The timber company announced Tuesday it would move its headquarters from Federal Way to Seattle’s Pioneer Square in 2016, uprooting about 800 local jobs. It plans to market its building and more than 400 acres of surrounding land east of Interstate 5 to developers.
Democrat Shari Song said local leaders should be looking at how to replace those jobs and what to do with the campus.
If elected, she said she would push for a study of the feasibility of building a branch campus there for a state university like Washington State University.
She noted WSU four-year branch campuses in Spokane, the Tri-Cities, Vancouver and Everett and University of Washington campuses in Bothell and Tacoma.
“Snohomish County finally got their four-year degree option when WSU Everett opened,” Song said in a statement. “Now it should be South King County’s turn. Our population is expanding. The demand is here. We need leaders who will fight for expanding higher education opportunities close to home.”
The Federal Way City Council has approved an initiative to explore attracting a college satellite campus to the city of more than 92,000.
Officials are exploring all options for a location, said Mayor Jim Ferrell’s chief of staff, Brian Wilson.
Wilson said he hadn’t previously heard the Weyerhaeuser site mentioned as a possibility. City Councilwoman Kelly Maloney said the site was under discussion informally among people working on the initiative as something to explore if Weyerhaeuser were to leave.

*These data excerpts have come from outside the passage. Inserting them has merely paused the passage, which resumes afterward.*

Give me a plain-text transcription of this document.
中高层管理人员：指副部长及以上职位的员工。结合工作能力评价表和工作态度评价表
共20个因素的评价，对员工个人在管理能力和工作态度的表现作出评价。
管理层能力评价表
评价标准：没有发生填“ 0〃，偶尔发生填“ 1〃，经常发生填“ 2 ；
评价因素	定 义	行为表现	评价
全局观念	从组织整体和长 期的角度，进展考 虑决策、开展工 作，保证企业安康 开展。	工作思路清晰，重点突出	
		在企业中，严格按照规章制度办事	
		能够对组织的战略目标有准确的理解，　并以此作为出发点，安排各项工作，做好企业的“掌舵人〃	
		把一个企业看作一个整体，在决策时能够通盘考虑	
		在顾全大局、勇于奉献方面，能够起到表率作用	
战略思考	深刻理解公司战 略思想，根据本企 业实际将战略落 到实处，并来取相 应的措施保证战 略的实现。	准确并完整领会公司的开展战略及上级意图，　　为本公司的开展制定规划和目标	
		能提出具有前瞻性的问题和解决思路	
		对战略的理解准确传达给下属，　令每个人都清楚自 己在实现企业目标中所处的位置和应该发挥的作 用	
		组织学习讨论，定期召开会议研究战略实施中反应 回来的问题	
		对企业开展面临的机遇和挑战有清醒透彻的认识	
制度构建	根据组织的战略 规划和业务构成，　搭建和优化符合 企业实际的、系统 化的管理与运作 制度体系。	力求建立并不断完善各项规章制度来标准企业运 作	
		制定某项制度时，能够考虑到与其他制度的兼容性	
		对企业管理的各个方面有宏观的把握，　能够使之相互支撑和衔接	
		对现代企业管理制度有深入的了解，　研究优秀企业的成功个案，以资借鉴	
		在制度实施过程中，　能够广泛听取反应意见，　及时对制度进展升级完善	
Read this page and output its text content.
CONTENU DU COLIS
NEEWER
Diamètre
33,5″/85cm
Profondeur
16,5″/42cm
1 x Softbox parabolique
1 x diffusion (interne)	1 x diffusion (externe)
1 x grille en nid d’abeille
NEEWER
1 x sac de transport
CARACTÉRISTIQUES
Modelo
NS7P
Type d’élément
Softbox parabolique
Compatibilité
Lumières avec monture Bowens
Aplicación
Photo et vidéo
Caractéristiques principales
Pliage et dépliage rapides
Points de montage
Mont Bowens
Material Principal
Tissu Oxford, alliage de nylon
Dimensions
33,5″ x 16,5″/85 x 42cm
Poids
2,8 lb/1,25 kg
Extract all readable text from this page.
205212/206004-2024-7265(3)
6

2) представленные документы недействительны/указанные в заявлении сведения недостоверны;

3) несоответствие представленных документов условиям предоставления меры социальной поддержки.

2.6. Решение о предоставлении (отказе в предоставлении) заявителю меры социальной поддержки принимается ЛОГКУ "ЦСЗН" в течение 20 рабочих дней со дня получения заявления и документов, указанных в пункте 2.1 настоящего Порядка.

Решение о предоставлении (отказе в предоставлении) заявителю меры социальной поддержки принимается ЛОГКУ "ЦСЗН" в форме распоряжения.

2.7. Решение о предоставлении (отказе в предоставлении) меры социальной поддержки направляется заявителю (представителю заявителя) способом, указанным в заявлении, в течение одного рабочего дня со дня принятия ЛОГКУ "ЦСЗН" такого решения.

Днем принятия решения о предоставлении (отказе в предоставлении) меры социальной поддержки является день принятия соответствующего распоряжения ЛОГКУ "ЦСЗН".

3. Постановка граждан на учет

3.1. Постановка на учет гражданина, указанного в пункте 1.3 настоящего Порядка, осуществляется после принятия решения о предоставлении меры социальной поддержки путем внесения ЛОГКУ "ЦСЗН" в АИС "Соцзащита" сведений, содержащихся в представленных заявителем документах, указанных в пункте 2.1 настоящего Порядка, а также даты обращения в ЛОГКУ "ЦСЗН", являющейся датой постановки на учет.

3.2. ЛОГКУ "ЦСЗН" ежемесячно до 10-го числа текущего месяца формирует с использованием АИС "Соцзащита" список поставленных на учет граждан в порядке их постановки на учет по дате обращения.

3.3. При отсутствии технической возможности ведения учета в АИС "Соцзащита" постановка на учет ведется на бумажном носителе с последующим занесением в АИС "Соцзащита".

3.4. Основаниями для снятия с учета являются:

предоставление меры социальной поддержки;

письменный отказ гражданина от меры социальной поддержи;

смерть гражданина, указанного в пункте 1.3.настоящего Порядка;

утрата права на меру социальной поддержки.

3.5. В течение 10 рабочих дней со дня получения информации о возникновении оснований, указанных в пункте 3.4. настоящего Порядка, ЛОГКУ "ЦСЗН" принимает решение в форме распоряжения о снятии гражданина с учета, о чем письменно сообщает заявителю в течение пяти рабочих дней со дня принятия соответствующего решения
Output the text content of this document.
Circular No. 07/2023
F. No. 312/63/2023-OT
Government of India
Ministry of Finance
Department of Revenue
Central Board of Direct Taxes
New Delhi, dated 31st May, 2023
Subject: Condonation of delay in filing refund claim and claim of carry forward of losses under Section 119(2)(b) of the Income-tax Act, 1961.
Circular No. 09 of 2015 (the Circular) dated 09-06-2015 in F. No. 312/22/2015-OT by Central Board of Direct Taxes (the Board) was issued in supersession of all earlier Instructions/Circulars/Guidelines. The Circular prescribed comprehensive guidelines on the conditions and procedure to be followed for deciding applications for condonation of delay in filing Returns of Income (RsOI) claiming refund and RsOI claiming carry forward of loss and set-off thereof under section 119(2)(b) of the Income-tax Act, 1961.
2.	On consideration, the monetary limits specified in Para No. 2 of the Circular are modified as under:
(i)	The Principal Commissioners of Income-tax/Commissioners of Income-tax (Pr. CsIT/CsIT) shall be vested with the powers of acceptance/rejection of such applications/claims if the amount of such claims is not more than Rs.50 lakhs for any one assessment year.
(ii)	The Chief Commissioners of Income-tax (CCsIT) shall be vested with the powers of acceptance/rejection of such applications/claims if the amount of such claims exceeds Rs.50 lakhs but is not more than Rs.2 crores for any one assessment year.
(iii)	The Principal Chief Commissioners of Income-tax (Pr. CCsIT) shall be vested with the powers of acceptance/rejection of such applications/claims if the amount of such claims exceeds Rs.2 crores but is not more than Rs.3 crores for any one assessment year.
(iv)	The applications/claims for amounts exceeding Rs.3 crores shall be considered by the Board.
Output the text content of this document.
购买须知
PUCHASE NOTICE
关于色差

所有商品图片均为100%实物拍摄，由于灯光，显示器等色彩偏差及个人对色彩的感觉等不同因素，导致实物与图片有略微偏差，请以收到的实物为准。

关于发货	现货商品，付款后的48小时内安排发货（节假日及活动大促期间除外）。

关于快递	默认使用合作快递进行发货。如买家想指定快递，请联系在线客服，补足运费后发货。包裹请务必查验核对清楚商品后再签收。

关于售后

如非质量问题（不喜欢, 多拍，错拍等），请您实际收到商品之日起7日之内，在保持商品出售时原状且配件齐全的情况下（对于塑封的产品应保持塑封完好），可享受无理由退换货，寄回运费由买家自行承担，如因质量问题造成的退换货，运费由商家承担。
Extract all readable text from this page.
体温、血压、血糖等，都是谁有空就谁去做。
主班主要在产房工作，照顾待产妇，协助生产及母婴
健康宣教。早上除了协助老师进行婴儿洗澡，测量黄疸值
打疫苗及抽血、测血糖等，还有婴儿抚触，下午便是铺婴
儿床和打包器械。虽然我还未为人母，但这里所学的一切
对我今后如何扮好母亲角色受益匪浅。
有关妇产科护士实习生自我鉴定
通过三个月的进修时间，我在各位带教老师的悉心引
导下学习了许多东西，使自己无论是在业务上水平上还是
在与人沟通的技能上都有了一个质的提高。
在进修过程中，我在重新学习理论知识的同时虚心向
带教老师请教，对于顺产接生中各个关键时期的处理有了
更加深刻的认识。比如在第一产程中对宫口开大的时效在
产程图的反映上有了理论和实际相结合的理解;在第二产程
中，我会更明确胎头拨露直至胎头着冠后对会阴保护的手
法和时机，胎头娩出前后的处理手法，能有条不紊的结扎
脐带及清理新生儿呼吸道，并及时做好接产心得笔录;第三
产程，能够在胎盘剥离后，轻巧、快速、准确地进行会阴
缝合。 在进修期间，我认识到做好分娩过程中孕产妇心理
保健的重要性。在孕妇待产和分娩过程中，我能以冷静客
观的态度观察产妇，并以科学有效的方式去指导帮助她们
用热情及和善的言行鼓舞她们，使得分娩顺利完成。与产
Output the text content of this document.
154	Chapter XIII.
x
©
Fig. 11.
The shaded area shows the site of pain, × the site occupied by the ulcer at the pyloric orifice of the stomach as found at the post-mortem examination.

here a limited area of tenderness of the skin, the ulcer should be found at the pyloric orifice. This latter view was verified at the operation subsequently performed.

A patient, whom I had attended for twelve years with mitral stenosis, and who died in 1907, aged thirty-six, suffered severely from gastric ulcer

Song’s Republican opponent, former Rep. Mark Miloscia of Federal Way, was critical of Song’s statement. He said she was taking credit for an idea that local leaders have been working on for two years.
Miloscia called a local college a “wonderful idea” but was noncommittal about locating it at the Weyerhaeuser site, saying he wanted to “find the best possible solution for the 430 acres being vacated. However, we need not just public investment but also private sector development.”
Wilson said the phones at City Hall have been ringing off the hook since the company announced it would leave. “It goes without saying there are going to be lots of people who have an opinion and want to weigh in on what that future may look like, and we’re certainly listening to that,” he said.